Adına izafeten, Mahmudiye Medresesi denilen binada dersler vermeye başladı. Binlerce öğrenci yetiştirdi.

Kaşgarlı Mahmud 30 dan fazla Türk lehçesini ve özellikle Oğuz, Kıpçak, Karluk, Bulgar, Argu, Kençe, Uğrak, Yabaku, Peçenek, Çiğil, Toxsı, Yağma, Suvar, Hakaniye, Tatar, Başkurt lehçe ve ağızlarını çok iyi öğrenmiştir, bu lehçeleri niçin öğrendiğini şu sözlerle açıklamaktadır: “Ben Türklerin, Türkmenlerin, Oğuzların, Çiğillerin, Yağmaların, Kırgızların şehirlerini uzun yıllar baştan başa dolaştım, sözlerini topladım, değişik sözlerin özelliklerini öğrendim. Ben bu işleri dil bilmediğim için değil aksine bu dillerin en küçük farlarını kaydetmek için yaptım.” demektedir. Yalnızca kelimeleri değil; atasözlerini, şiirleri, hayat tarzlarını, kültürlerini Türk felsefesini yansıtacak değerleri de kayıt altına almıştır.

Kaşgarlı Mahmut Türk adı altında da Divanü Lügati't-Türk de şu bilgileri verir: "Bir ad olarak Türk adını Tanrı vermiştir, dedik. Çünkü bize Kaşgarlı Halefoğlu Şeyh Hüseyin ona da İbn ül-Gurki denilen kimse İbn üd-Dünya demekle tanılan Şeyh Ebu Bekr il-Müfid ül-Cürcani'nin Ahır zaman üzerine yazmış olduğu kitabında Ulu Yalvac'a tanık varan bir hadis yazmıştır. Hadis şöyledir, ' Yüce Tanrı' - Benim bir ordum vardır. Ona Türk adını verdim. Onları Doğuda yerleştirdim. Bir ulusa kızarsam Türkleri o ulus üzerine musallat kılarım, diyor. İşte bu, Türkler için bütün insanlara karşı bir üstünlüktür. Çünkü , Tanrı onlara ad vermeyi kendi üzerine almıştır. Onları yeryüzünün en yüksek yerinde, havası en temiz ülkelerine yerleştirmiş ve onlara 'Kendi ordum demiştir. Bununla beraber Türkler güzellik, sevimlilik, tatlılık, edep, büyükleri ağırlamak, sözünü yerine getirmek, sadelik ,övünmemek, yiğitlik, mertlik gibi öğülmeye değer sayısız iyiliklerle görülmektedirler."

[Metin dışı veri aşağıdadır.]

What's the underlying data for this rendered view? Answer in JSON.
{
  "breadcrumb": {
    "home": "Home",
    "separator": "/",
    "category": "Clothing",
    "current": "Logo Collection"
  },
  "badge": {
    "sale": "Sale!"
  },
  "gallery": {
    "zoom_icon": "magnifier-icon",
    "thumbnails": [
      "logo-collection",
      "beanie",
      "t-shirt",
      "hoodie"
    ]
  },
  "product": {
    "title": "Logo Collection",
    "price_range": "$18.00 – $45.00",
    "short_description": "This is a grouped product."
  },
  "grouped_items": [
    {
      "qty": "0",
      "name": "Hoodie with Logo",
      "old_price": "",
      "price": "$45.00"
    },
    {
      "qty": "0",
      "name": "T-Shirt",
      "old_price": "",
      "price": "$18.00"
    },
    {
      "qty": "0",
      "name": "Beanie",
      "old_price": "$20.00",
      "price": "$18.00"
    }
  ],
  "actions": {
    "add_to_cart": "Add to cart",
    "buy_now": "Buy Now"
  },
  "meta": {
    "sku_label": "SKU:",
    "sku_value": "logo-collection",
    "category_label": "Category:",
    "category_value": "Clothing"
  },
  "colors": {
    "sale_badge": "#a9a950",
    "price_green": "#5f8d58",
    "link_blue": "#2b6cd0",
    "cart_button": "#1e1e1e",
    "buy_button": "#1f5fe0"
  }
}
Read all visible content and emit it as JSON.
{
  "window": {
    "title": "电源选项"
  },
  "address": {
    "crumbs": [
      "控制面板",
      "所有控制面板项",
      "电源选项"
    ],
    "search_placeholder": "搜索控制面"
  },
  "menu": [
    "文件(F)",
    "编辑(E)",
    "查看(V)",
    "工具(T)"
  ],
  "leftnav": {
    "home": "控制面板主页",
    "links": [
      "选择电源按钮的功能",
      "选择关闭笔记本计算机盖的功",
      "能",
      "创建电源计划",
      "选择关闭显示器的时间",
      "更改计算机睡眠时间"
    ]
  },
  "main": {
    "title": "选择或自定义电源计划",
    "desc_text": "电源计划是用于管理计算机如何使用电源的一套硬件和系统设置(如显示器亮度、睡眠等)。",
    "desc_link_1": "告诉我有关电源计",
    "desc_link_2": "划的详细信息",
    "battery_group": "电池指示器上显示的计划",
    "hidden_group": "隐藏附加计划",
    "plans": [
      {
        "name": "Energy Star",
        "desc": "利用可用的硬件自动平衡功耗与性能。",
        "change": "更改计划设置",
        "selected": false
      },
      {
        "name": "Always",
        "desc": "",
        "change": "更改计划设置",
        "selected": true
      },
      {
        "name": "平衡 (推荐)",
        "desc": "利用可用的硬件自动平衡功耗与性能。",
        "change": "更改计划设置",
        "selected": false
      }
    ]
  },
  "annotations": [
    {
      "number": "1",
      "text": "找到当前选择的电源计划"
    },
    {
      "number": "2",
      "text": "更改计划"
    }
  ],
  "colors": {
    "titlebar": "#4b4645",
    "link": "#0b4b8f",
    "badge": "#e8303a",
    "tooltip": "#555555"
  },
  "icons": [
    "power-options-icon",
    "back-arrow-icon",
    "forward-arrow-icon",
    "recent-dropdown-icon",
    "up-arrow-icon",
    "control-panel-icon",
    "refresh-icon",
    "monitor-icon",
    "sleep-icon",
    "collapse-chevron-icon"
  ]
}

Türkiye Cumhuriyeti Kültür ve Turizm Bakanlığının girişimiyle UNESCO, Türkçe'nin ilk büyük sözlüğünü ve ilk Türk Ansiklopedisini hazırlayan büyük bilgin Kaşgarlı Mahmud'un doğumunun 1000'inci yılı olması dolayısıyla 2008 yılını Kaşgarlı Mahmut Yılı ilan etti.

Kaşgarlı Mahmut - Divan-ı Lügati't-Türk

Divan-ı Lügati't-Türk (Arapça: ديوان لغات الترك), Kaşgarlı Mahmut tarafından Bağdat'ta 1072-1074 yılları arasında yazılan Türkçe-Arapça sözlüktür. Türkçe'nin bilinen en eski sözlüğü olup, batı Asya yazı Türkçesi hakkında varolan en kapsamlı ve önemli dil anıtıdır. El yazması nüshası 638 sayfadır ve yaklaşık 9000 Türkçe kelimenin ve cümlenin oldukça ayrıntılı Arapça ve başka dillerde açıklamasını içerir. Ayrıca Türklerin tarihine, coğrafi yayılımına, boylarına, lehçelerine ve yaşam tarzlarına ilişkin kısa bir önsöz ve metin içine serpiştirilmiş bilgiler mevcuttur.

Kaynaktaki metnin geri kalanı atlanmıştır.